Nairobi — Start-ups in Africa that are led by women continue to face major challenges in raising capital, particularly as they seek later-stage funding, according to new data from Africa: The Big Deal, a U.S.-based newsletter tracking start-up investments across the continent.
In a report titled ‘Disappearing Women’, co-author Max Cuvellier Giacomelli highlights a persistent gender funding gap across 2,808 equity deals worth over $14 billion since 2019.
While 25 percent of the deals involved a start-up with at least one female co-founder, they attracted just 17 percent of the total investment.
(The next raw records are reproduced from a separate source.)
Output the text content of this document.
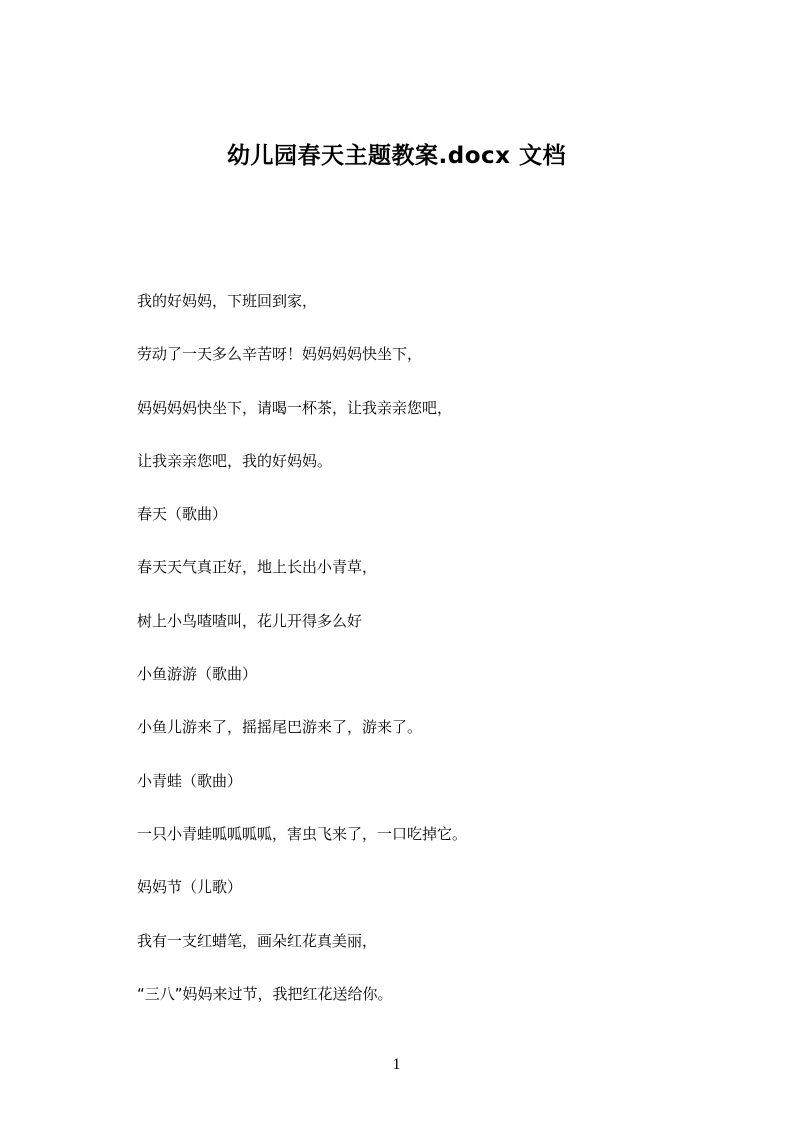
幼儿园春天主题教案.docx 文档
我的好妈妈，下班回到家，
劳动了一天多么辛苦呀！妈妈妈妈快坐下，
妈妈妈妈快坐下，请喝一杯茶，让我亲亲您吧，
让我亲亲您吧，我的好妈妈。
春天（歌曲）
春天天气真正好，地上长出小青草，
树上小鸟喳喳叫，花儿开得多么好
小鱼游游（歌曲）
小鱼儿游来了，摇摇尾巴游来了，游来了。
小青蛙（歌曲）
一只小青蛙呱呱呱呱，害虫飞来了，一口吃掉它。
妈妈节（儿歌）
我有一支红蜡笔，画朵红花真美丽，
“三八”妈妈来过节，我把红花送给你。
1
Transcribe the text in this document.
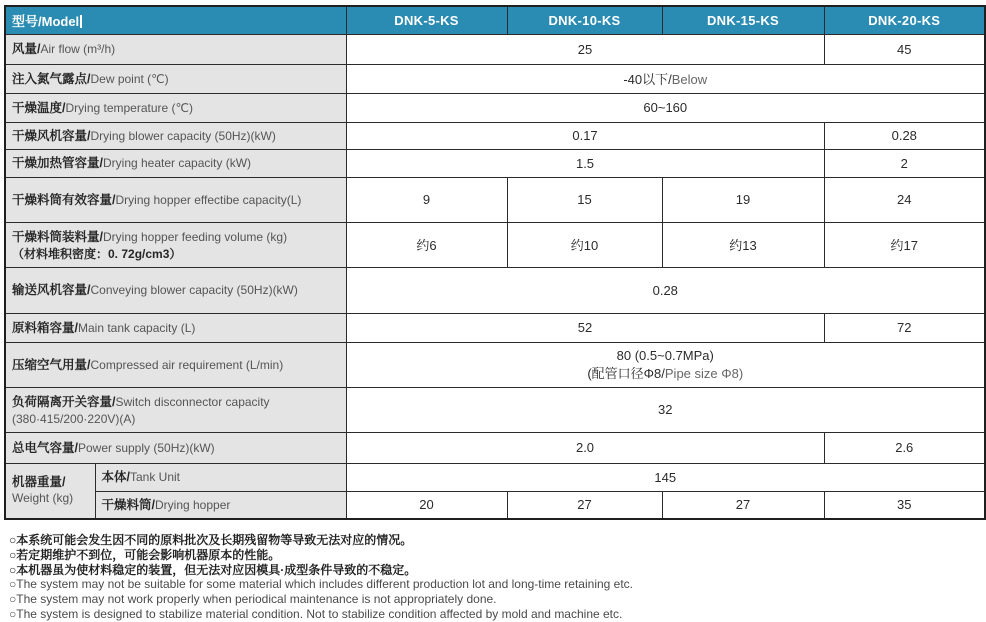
型号/Model		DNK-5-KS	DNK-10-KS	DNK-15-KS	DNK-20-KS
风量/Air flow (m³/h)		25			45
注入氮气露点/Dew point (℃)		-40以下/Below			
干燥温度/Drying temperature (℃)		60~160			
干燥风机容量/Drying blower capacity (50Hz)(kW)		0.17			0.28
干燥加热管容量/Drying heater capacity (kW)		1.5			2
干燥料筒有效容量/Drying hopper effectibe capacity(L)		9	15	19	24

干燥料筒装料量/Drying hopper feeding volume (kg)
（材料堆积密度：0. 72g/cm3）		约6	约10	约13	约17
输送风机容量/Conveying blower capacity (50Hz)(kW)		0.28			
原料箱容量/Main tank capacity (L)		52			72
压缩空气用量/Compressed air requirement (L/min)		80 (0.5~0.7MPa)
(配管口径Φ8/Pipe size Φ8)			

负荷隔离开关容量/Switch disconnector capacity
(380·415/200·220V)(A)		32			
总电气容量/Power supply (50Hz)(kW)		2.0			2.6

机器重量/
Weight (kg)	本体/Tank Unit	145			
	干燥料筒/Drying hopper	20	27	27	35
○本系统可能会发生因不同的原料批次及长期残留物等导致无法对应的情况。
○若定期维护不到位，可能会影响机器原本的性能。
○本机器虽为使材料稳定的装置，但无法对应因模具·成型条件导致的不稳定。
○The system may not be suitable for some material which includes different production lot and long-time retaining etc.
○The system may not work properly when periodical maintenance is not appropriately done.
○The system is designed to stabilize material condition. Not to stabilize condition affected by mold and machine etc.
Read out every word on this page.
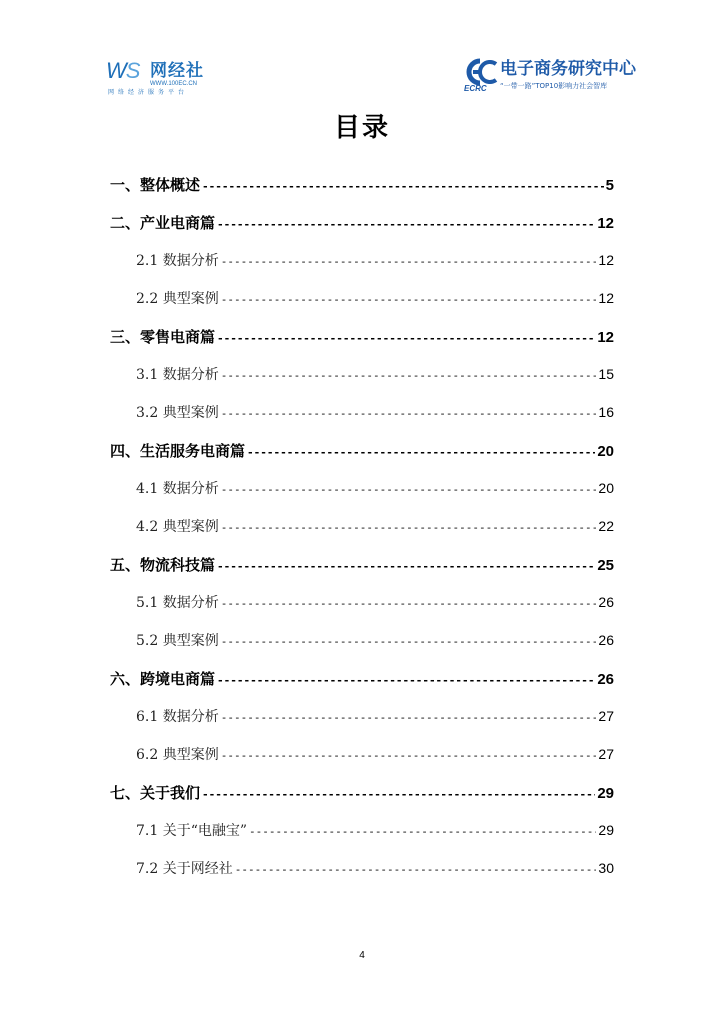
WS 网经社
WWW.100EC.CN
网络经济服务平台	ECRC
电子商务研究中心
“一带一路”TOP10影响力社会智库
目录
一、整体概述 -----	5
二、产业电商篇 -----	12
2.1 数据分析 -----	12
2.2 典型案例 -----	12
三、零售电商篇 -----	12
3.1 数据分析 -----	15
3.2 典型案例 -----	16
四、生活服务电商篇 -----	20
4.1 数据分析 -----	20
4.2 典型案例 -----	22
五、物流科技篇 -----	25
5.1 数据分析 -----	26
5.2 典型案例 -----	26
六、跨境电商篇 -----	26
6.1 数据分析 -----	27
6.2 典型案例 -----	27
七、关于我们 -----	29
7.1 关于“电融宝” -----	29
7.2 关于网经社 -----	30
4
“When they managed to raise, they raised on average 1.5 times less than their exclusively male counterparts,” the report notes in part.
Even more stark is the disparity for start-ups with female CEOs.
Only 13% of the tracked deals since 2019 involved a woman CEO, and these secured just over 5% of the capital.
The trend has worsened over time: in 2024, women-led ventures accounted for just 3% of funding. In 2025, the figure has dropped further to a troubling 0.9% despite representing 9% of deals.
“When female CEOs managed to raise, they raised 2.5 times less on average than their male CEO peers.”
The gap widens significantly at later stages of funding. In combined Series B and C rounds, only 14% of deals involved female co-founded start-ups, receiving 11% of the funds.
Start-ups with female CEOs made up a mere 5% of the deals and attracted only 4% of total funding.
In contrast, at the pre-seed level, 28% of deals and 24% of funding involved female co-founders, with 15% of deals and 10% of funding going to female-led start-ups.
Analysts argue this pattern cannot be attributed to a lack of female-led ventures.
In fact, more than 700 rounds involving women co-founders have been funded since 2019, amounting to $2.4 billion (Sh312,000,000).
While early-stage investors have shown some progress, the drop-off at later stages represents a missed opportunity for growth-minded venture capitalists.